BETHLEHEM, Pa. – Even as coronavirus begins to wane in public consciousness, as the year ends, the state Health Department reports that more than 575 Lehigh Valley residents died of the virus during 2022.
- More than 575 people died of COVID in the Lehigh Valley this year
- Public health officials tracked more than 80,000 cases in Lehigh and Northampton Counties
- The future trajectory of the pandemic is hard to predict
About 300 of those people lived in Northampton County, and 275 in Lehigh County, according to state data.
Public health officials recorded more than 80,000 cases of COVID-19 in the two counties this year.
While much lower than in prior years, the numbers show the pandemic is not over. And where it’s headed is hard to say, according to experts.
Tom McAndrew, a Lehigh University assistant professor who studies forecasting for infectious diseases such as COVID-19, said the virus has proven its unpredictability more than once, and even the likeliest forecasts about it are much more likely not to happen.
“I get asked this question a lot, right? ‘What's going to happen next year?’” McAndrew said. “The most probable thing I can tell you is that I don't know because nobody does.”
Fighting back
It’s not as if Lehigh Valley residents haven’t fought back against COVID-19. But there’s an indication their persistence has waned.
More than three-quarters of Northampton County residents have gotten at least one dose of a coronavirus vaccine, compared with just over 80% of Lehigh County residents, according to state data.
Most of those people already have received a second dose, but only about 13% of each county’s population has received the most current booster, according to the state.
Free COVID-19 vaccinations and tests still are available at pharmacies and clinics throughout the Valley through funding from the U.S. Department of Health and Human Services. A list of participating sites is available on the HHS website.
Additionally, Northampton County offers free COVID vaccines for uninsured residents two Thursdays a month at Lehigh Valley Hospital’s Hecktown Oaks campus. COVID tests are available for county residents at two Lehigh Valley Health Network clinics.
The county’s previous drive-through testing and vaccination site in Bethlehem Township closed in October.
Making predictions
“The future, and certainly something like the future a year from now, is uncertain,” McAndrew said. “But that doesn't mean that the same rules or actions that you can take to prevent the spread of disease don't apply.”
Reducing contact with other people, wearing masks, getting vaccinated and other now-familiar measures slow the spread. Relaxing those measures as people see the pandemic as over gives the virus more opportunities to spread, he said.
"Studying infectious diseases is studying human behavior.”Tom McAndrew, Lehigh University assistant professor
Every time it replicates, the virus can randomly mutate into a more infectious variant, driving a new wave of disease.
“The study of infectious diseases, and particularly forecasting, is so difficult,” McAndrew said, “because studying infectious diseases is studying human behavior.”

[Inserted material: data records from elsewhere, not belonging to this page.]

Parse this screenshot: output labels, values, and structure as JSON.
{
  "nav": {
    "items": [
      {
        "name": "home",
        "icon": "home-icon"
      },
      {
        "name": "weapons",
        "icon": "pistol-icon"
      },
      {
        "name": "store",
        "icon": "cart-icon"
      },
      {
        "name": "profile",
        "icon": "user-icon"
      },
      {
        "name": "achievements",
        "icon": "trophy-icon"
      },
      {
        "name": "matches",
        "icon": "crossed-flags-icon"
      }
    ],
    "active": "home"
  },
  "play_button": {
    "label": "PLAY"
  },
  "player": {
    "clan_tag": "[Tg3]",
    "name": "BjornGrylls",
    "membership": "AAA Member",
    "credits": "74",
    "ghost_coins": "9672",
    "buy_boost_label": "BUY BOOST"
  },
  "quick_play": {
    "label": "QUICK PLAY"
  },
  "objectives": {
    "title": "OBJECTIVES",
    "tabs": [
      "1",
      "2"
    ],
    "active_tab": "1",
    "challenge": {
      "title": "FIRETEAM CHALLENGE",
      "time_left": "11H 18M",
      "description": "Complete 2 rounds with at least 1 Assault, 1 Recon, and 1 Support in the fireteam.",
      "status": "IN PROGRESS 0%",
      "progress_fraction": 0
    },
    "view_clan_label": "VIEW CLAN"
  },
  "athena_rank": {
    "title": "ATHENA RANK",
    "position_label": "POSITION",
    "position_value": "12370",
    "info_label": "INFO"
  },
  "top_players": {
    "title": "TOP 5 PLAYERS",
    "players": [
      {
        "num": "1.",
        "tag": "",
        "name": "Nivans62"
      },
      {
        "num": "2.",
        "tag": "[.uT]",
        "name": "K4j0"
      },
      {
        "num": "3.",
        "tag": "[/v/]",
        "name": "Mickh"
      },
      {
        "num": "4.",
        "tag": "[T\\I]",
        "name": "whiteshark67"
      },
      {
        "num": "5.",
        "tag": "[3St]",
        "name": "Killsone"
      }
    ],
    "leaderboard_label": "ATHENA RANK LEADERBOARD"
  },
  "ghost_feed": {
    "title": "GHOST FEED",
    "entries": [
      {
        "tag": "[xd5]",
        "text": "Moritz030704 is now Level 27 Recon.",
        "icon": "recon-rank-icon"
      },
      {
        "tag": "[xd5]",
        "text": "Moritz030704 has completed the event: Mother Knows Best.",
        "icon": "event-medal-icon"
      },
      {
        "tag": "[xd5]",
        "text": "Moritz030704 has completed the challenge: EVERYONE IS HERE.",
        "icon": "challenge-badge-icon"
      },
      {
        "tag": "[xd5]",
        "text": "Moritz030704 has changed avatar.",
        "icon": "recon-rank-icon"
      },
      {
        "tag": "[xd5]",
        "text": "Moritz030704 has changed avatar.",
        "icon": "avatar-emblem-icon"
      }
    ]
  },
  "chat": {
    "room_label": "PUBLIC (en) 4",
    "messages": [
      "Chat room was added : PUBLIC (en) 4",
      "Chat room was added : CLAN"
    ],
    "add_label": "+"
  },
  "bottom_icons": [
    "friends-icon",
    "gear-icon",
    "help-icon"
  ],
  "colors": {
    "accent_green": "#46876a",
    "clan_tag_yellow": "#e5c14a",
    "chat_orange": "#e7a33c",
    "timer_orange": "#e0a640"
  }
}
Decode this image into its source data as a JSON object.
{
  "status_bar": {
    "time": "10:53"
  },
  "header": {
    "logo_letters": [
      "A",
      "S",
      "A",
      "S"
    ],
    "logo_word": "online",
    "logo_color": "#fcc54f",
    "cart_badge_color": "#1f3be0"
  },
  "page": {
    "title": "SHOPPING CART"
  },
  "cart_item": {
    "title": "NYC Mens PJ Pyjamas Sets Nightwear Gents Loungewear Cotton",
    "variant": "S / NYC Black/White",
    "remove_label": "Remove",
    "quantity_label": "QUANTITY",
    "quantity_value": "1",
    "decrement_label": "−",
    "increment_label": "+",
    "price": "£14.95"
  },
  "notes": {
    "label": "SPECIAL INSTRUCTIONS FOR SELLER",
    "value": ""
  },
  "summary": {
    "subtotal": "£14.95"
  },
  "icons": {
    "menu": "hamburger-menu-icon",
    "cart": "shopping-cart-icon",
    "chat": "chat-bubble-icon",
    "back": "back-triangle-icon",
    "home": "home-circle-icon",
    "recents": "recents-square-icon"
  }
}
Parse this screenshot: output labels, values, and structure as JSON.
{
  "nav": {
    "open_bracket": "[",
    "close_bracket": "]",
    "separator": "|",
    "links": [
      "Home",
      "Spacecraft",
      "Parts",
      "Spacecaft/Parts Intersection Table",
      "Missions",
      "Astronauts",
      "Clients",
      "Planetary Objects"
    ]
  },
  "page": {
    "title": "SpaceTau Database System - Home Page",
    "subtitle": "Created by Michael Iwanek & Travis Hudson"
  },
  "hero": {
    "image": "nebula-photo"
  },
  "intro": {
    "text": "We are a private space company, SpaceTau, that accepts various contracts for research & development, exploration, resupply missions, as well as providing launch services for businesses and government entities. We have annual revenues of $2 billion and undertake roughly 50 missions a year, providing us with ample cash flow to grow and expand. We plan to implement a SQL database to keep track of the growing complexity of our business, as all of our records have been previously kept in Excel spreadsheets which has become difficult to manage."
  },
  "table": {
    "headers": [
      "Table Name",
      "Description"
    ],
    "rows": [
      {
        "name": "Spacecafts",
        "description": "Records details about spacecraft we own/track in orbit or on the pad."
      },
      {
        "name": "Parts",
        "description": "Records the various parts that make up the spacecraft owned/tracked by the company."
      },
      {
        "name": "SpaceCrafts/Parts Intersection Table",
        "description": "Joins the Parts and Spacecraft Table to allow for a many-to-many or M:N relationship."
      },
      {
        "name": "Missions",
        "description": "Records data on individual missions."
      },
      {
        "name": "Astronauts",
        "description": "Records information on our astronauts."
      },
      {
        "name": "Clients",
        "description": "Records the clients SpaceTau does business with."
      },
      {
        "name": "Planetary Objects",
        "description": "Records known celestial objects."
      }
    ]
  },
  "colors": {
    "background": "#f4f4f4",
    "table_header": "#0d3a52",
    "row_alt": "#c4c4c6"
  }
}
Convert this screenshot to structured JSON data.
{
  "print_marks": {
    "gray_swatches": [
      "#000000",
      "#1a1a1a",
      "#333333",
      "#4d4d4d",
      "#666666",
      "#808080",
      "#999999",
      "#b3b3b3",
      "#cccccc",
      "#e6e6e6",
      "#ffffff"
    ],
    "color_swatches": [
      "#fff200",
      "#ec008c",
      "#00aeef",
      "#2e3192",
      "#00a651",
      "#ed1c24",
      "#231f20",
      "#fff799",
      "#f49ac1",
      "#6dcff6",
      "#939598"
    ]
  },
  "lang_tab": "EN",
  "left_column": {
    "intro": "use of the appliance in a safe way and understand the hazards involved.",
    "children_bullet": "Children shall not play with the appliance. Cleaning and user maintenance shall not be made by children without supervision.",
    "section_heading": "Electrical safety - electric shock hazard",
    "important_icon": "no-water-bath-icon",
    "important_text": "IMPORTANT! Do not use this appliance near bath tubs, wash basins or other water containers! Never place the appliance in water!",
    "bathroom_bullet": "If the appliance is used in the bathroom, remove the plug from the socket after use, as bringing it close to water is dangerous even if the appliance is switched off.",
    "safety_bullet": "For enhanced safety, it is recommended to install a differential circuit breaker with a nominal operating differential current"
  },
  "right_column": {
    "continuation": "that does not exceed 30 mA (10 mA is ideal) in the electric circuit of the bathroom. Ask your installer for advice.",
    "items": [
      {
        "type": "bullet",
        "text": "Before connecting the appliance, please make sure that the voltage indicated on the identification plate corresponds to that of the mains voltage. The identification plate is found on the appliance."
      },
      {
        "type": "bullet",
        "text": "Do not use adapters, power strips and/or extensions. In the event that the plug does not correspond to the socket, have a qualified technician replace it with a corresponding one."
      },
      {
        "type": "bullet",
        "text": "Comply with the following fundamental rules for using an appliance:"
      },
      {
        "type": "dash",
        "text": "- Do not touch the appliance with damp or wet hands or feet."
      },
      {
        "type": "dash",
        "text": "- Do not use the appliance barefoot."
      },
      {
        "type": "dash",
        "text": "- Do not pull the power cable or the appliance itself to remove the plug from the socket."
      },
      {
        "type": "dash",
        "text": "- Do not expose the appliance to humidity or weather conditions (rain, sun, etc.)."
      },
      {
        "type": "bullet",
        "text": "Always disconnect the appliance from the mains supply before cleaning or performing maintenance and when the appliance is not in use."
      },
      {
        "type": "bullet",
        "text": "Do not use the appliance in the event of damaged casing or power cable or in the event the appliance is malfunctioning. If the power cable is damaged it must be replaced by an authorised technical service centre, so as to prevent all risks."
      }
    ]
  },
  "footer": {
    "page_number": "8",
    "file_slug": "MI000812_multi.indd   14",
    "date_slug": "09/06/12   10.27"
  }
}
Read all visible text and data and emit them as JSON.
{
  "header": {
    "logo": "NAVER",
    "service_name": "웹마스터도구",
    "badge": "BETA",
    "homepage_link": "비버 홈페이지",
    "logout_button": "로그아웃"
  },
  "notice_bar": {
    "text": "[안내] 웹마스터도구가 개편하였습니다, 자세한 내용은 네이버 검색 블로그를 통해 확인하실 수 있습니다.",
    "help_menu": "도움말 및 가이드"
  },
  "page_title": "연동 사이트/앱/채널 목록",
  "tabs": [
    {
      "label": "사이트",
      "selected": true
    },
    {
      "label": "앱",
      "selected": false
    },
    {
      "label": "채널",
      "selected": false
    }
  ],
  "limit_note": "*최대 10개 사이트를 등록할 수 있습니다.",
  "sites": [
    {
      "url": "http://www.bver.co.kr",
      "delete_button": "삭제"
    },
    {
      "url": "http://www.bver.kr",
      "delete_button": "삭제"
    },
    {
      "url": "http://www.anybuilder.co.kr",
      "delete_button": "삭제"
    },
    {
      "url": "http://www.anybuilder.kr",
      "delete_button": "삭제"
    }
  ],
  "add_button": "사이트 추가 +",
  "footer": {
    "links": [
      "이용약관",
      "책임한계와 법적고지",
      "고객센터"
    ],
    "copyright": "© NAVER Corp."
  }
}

He said COVID is unlikely to ever disappear, but it could eventually become one of humanity’s many endemic infections, perhaps returning seasonally as the flu does.
It’s the closest thing pandemics have to an ending, aside from the official determination from the World Health Organization. In October, its International Health Regulations Emergency Committee Regarding the Coronavirus Disease Pandemic decided COVID-19 still qualifies, for now.
Explaining their decision, members expressed concern about the pandemic’s uncertain trajectory, as the virus continues to mutate and more people see the pandemic as over, changing their behavior accordingly.